I think I’ve found some further improvements by using a BatchSampler
. This allows us to remove some operations like vstack
. I would love to hear some feedback if there are any potential issues with this update.
class SparseDataset2():
"""
Custom Dataset class for scipy sparse matrix
"""
def __init__(self, data:Union[np.ndarray, coo_matrix, csr_matrix],
targets:Union[np.ndarray, coo_matrix, csr_matrix],
transform:bool = None):
# Transform data coo_matrix to csr_matrix for indexing
if type(data) == coo_matrix:
self.data = data.tocsr()
else:
self.data = data
# Transform targets coo_matrix to csr_matrix for indexing
if type(targets) == coo_matrix:
self.targets = targets.tocsr()
else:
self.targets = targets
self.transform = transform # Can be removed
def __getitem__(self, index):
return self.data[index], self.targets[index]
def __len__(self):
return self.data.shape[0]
def sparse_coo_to_tensor2(coo:coo_matrix):
"""
Transform scipy coo matrix to pytorch sparse tensor
"""
values = coo.data
indices = (coo.row, coo.col) # np.vstack
shape = coo.shape
i = torch.LongTensor(indices)
v = torch.DoubleTensor(values)
s = torch.Size(shape)
return torch.sparse.DoubleTensor(i, v, s)

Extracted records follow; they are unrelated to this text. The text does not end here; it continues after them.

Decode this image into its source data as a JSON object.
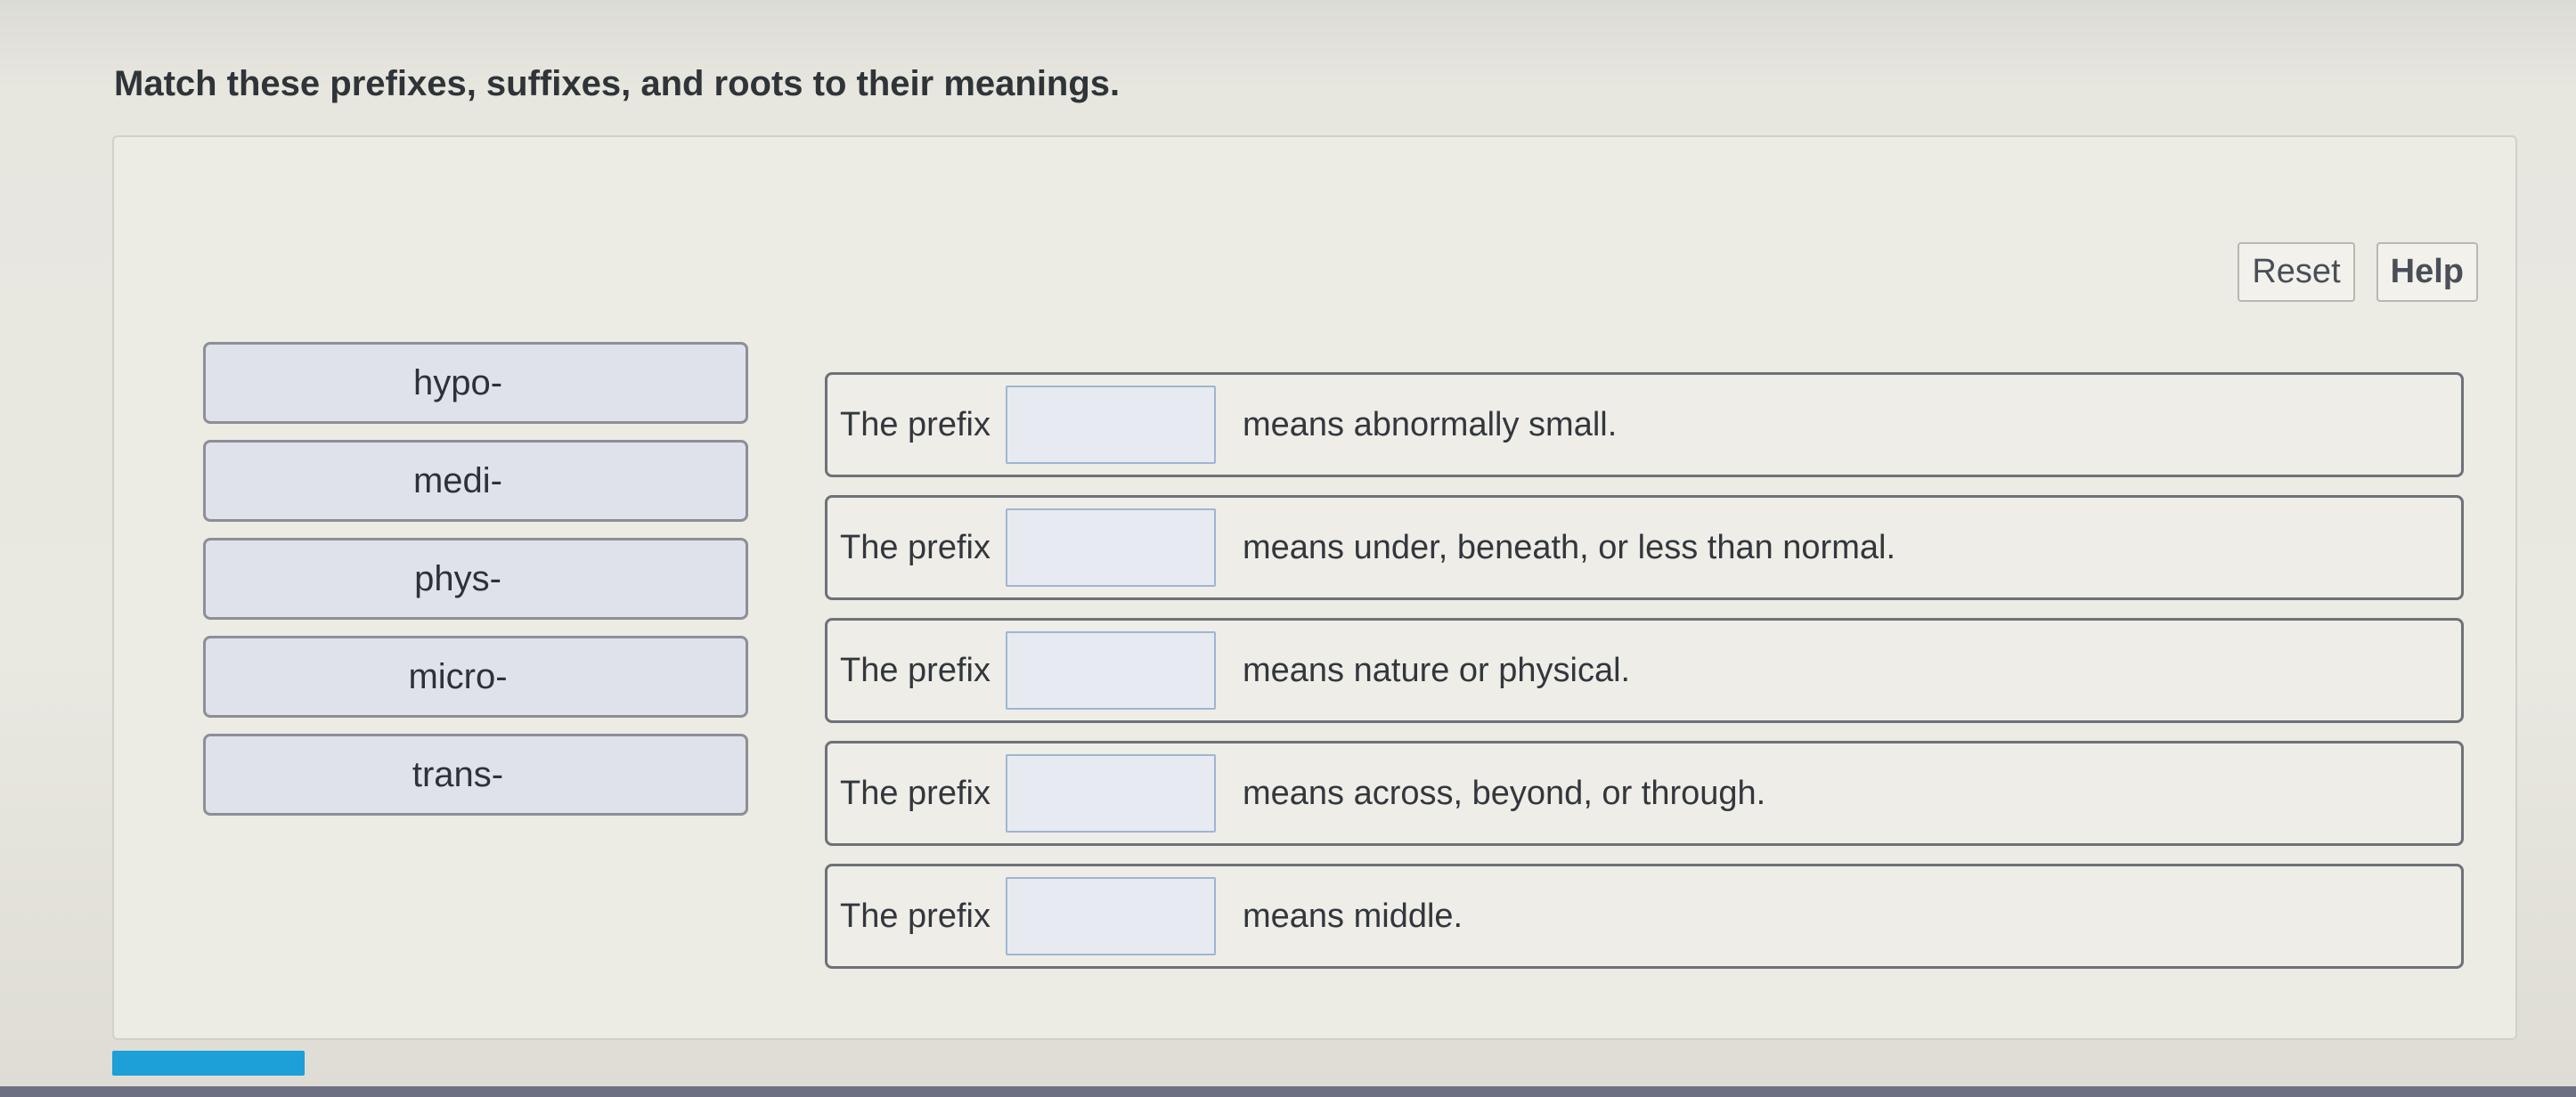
{
  "question": {
    "title": "Match these prefixes, suffixes, and roots to their meanings."
  },
  "toolbar": {
    "reset_label": "Reset",
    "help_label": "Help"
  },
  "chips": [
    {
      "label": "hypo-"
    },
    {
      "label": "medi-"
    },
    {
      "label": "phys-"
    },
    {
      "label": "micro-"
    },
    {
      "label": "trans-"
    }
  ],
  "rows": [
    {
      "prefix_label": "The prefix",
      "meaning": "means abnormally small."
    },
    {
      "prefix_label": "The prefix",
      "meaning": "means under, beneath, or less than normal."
    },
    {
      "prefix_label": "The prefix",
      "meaning": "means nature or physical."
    },
    {
      "prefix_label": "The prefix",
      "meaning": "means across, beyond, or through."
    },
    {
      "prefix_label": "The prefix",
      "meaning": "means middle."
    }
  ],
  "colors": {
    "accent": "#1d9fd8",
    "chip_bg": "#dfe2ea",
    "drop_target_border": "#9fb6d2"
  }
}
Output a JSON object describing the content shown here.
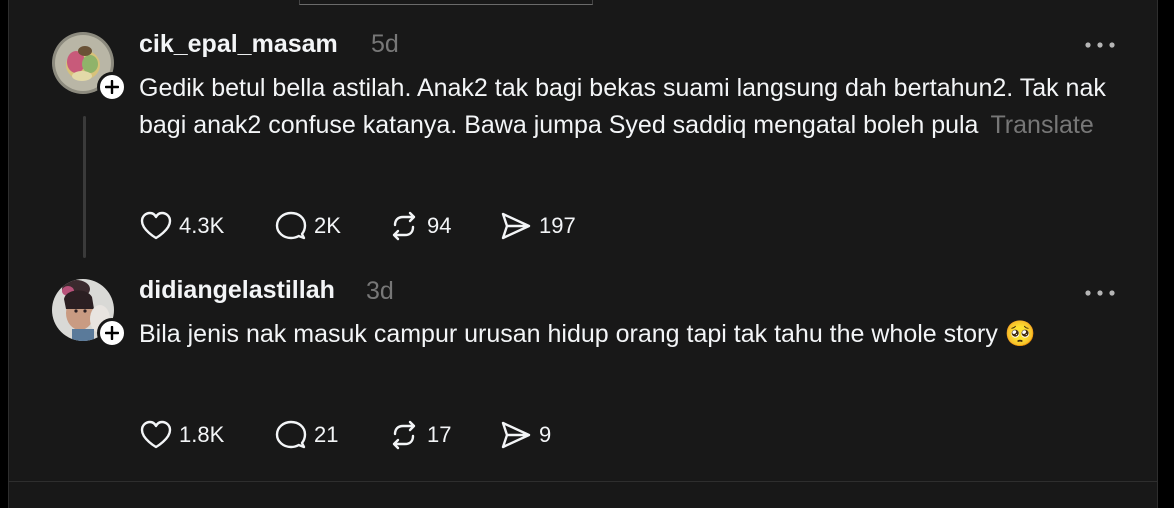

def sparse_batch_collate2(batch):
"""
Collate function which to transform scipy coo matrix to pytorch sparse tensor
"""
# batch[0] since it is returned as a one element list
data_batch, targets_batch = batch[0]
if type(data_batch[0]) == csr_matrix:
data_batch = data_batch.tocoo() # removed vstack
data_batch = sparse_coo_to_tensor2(data_batch)
else:
data_batch = torch.DoubleTensor(data_batch)
if type(targets_batch[0]) == csr_matrix:
targets_batch = targets_batch.tocoo() # removed vstack
targets_batch = sparse_coo_to_tensor2(targets_batch)
else:
targets_batch = torch.DoubleTensor(targets_batch)
return data_batch, targets_batch
I’m using DoubleTensor
above instead of FloatTensor
just because I need that for my particular data.
Rerunning your code for comparison:
from scipy.sparse import random
X = random(800000, 300, density=0.25)
y = np.arange(800000)
ds = SparseDataset(X, y)
dl = DataLoader(ds,
batch_size = 1024,
shuffle = True,
collate_fn = sparse_batch_collate,
generator=torch.Generator(device='cuda'))
for x, y in tqdm(iter(dl)):
pass
100%|██████████| 782/782 [01:09<00:00, 11.26it/s]
Updated code:
X = random(800000, 300, density=0.25)
y = np.arange(800000)
ds = SparseDataset(X, y)
sampler = torch.utils.data.sampler.BatchSampler(
torch.utils.data.sampler.RandomSampler(ds,
generator=torch.Generator(device='cuda')),
batch_size=1024,
drop_last=False)
dl = DataLoader(ds,
batch_size = 1,
collate_fn = sparse_batch_collate2,
generator=torch.Generator(device='cuda'),
sampler = sampler)
for x, y in tqdm(iter(dl)):
pass
100%|██████████| 782/782 [00:11<00:00, 71.03it/s]
Approximately 6.3x speed up on the Databricks cluster I’m using.